Epidermolysis bullosa accompanied by amelogenesis imperfecta: A report of three cases and literature review

Introduction: Epidermolysis Bullosa (EB) is a group of genetic disorders characterized by skin and mucosal fragility. Similarly, Amelogenesis Imperfecta (AI) is a genetic condition that affects the development of dental enamel, leading to structural anomalies. Specific gene mutations, such as those affecting COL17A1, are known to cause both conditions, notably in patients with Junctional EB. This study explores the clinical presentations of three patients diagnosed with both AI and EB, with two cases confirmed to have COL17A1 mutations, linking the genetic mutation to both enamel defects and EBs.

Case Reports: The clinical findings from three patients are reported. Two of the cases were diagnosed with Junctional EB, with genetic testing confirming COL17A1 mutations, which correlated with the presentation of hypoplastic enamel and pitting. All patients exhibited gingivitis and oral mucosal fragility, which posed challenges in maintaining oral hygiene.
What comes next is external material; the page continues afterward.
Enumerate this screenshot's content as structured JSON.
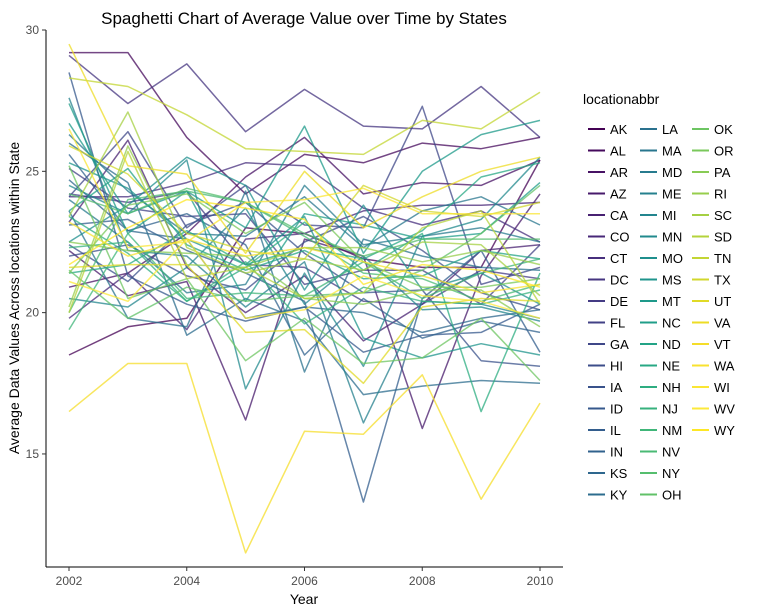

Discussion: Maintaining oral hygiene in patients with EB is particularly challenging due to the fragility of their oral mucosa. These challenges are exacerbated by the low socioeconomic status of the patients, limiting access to proper oral care tools. The study explores oral management strategies, including the use of soft toothbrushes, sucralfate for ulcer management, and the importance of a multidisciplinary approach. Regular dental check-ups and early intervention are emphasized as essential for improving patient outcomes and quality of life.

Conclusion: It is crucial for dental practitioners to identify signs of AI in EB patients and to ensure timely referrals and consultations. Furthermore, EB patients should be referred to dental professionals early to prevent oral complications. A multidisciplinary approach is vital for addressing the complex needs of these patients effectively.